Gosia jednak bardzo się uparła

– Wiktor nie będzie na mnie czekał – powtarzała ojcu, kiedy usiłował jej tłumaczyć, że jest jeszcze za młoda, że powinna skończyć studia, znaleźć dobrą pracę, zobaczyć trochę świata.

Ona jednak nie chciała ani studiów, ani pracy, chciała tylko Wiktora. Wyszła za niego zaraz po maturze i wyprowadziła się z domu. Wiktor nie był złym mężem. Ale dobrym, według mnie, też nie był. Pracował, zarabiał pieniądze, nawet całkiem spore. Ale oprócz tego nic go nie interesowało.

Trzy czwarte życia spędzał w pracy, do domu wracał wyspać się, wykąpać i zmienić ubranie. Dzieci, dom i wszystko, co wiązało się z obowiązkami rodzinnymi, spadało na Gosię. Kilka razy proponowałam córce pomoc przy dzieciach, żeby mogła wrócić na studia, ale Gosia nie chciała.

Twierdziła, że musi zajmować się swoją rodziną, chce to robić i lubi. Mimo że nie podobał mi się sposób życia córki, wyglądało na to, że jest w tym małżeństwie szczęśliwa. Raz nawet powiedziała, że marzenia o studiach i karierze to są nasze marzenia, moje i ojca, a na pewno nie jej. A teraz nagle okazało się, że nasza Gosia od dawna była bardzo chora. Miała nieoperacyjnego tętniaka, żyła, jak to powiedział lekarz, „na bombie”.

Dlaczego nic nam nie powiedziałeś? – zarzucił mój mąż zięciowi, kiedy wyszło na jaw, że to tylko my dwoje żyliśmy w nieświadomości.

– Gosia mi zabroniła – odpowiedział Wiktor, cicho, spokojnie, jakoś tak zupełnie bez emocji.

Nie potrafiłam tego zrozumieć, nie mogłam uwierzyć w to, że córka nie przyszła do mnie, nie podzieliła się tą straszną diagnozą. Wyglądało na to, że mąż był jej o wiele bliższy niż rodzice, niż własna matka. Jakiś czas trwało, zanim otrząsnęłam się z żałoby, z żałości, z rozpaczy.

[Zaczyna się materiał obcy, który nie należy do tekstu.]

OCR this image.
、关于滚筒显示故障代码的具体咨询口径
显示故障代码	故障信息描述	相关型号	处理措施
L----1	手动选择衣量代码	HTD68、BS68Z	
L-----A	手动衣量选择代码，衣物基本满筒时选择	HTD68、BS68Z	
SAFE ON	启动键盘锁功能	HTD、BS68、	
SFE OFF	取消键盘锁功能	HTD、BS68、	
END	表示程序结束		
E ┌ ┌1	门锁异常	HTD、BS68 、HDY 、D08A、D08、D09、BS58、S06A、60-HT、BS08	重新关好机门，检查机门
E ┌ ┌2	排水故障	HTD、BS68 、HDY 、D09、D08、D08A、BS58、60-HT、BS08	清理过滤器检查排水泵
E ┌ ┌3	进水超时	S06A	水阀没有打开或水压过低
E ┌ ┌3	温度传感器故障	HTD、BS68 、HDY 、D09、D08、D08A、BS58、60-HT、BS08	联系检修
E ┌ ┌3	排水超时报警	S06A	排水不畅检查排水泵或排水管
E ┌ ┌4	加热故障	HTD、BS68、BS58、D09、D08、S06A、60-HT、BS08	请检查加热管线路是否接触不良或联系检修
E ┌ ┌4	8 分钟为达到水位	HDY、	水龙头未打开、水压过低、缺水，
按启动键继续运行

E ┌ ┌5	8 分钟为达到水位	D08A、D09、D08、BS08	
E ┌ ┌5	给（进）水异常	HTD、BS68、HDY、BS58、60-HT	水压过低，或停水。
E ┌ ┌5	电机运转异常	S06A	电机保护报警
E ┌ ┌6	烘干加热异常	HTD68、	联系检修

Dopiero wtedy zaproponowałam Wiktorowi, że zajmę się dziećmi.

Byłam coraz bardziej przerażona

Ktoś przecież musi ci pomóc, sam nie dasz sobie rady. Przecież tak dużo pracujesz. Ja jestem już na emeryturze. Mogłyby nawet u nas zamieszkać. W tygodniu oczywiście – dodałam niepewnie, bo widziałam na twarzy zięcia, że jest coraz bardziej niezadowolony z tego, co mówię.

– Nie trzeba, mamo – przerwał mi. – Dzieci są u moich rodziców.

– Jak to u twoich rodziców? Przecież to strasznie daleko… Dlaczego je wywiozłeś? – oburzyłam się.

Zięć pochodzi z Gdańska, to prawie drugi koniec Polski. Jak miałam teraz widywać swoje wnuki?

– Kiedy je przywieziesz? – drążyłam, bo Wiktor wciąż milczał.

Nie przywiozę ich – usłyszałam cichą odpowiedź. – Właśnie chciałem wam powiedzieć, że sprzedaję ten dom i wracam do Gdańska.

Czułam, że włosy na głowie normalnie mi się podnoszą.

– Nie możesz tego zrobić – wyszeptałam słabym głosem.

Owszem, mogę, mamo – usłyszałam w odpowiedzi. – Mogę, a nawet muszę. Po prostu nie potrafię mieszkać w tym domu ani w tym mieście bez Gosi. Ani ja, ani dzieci.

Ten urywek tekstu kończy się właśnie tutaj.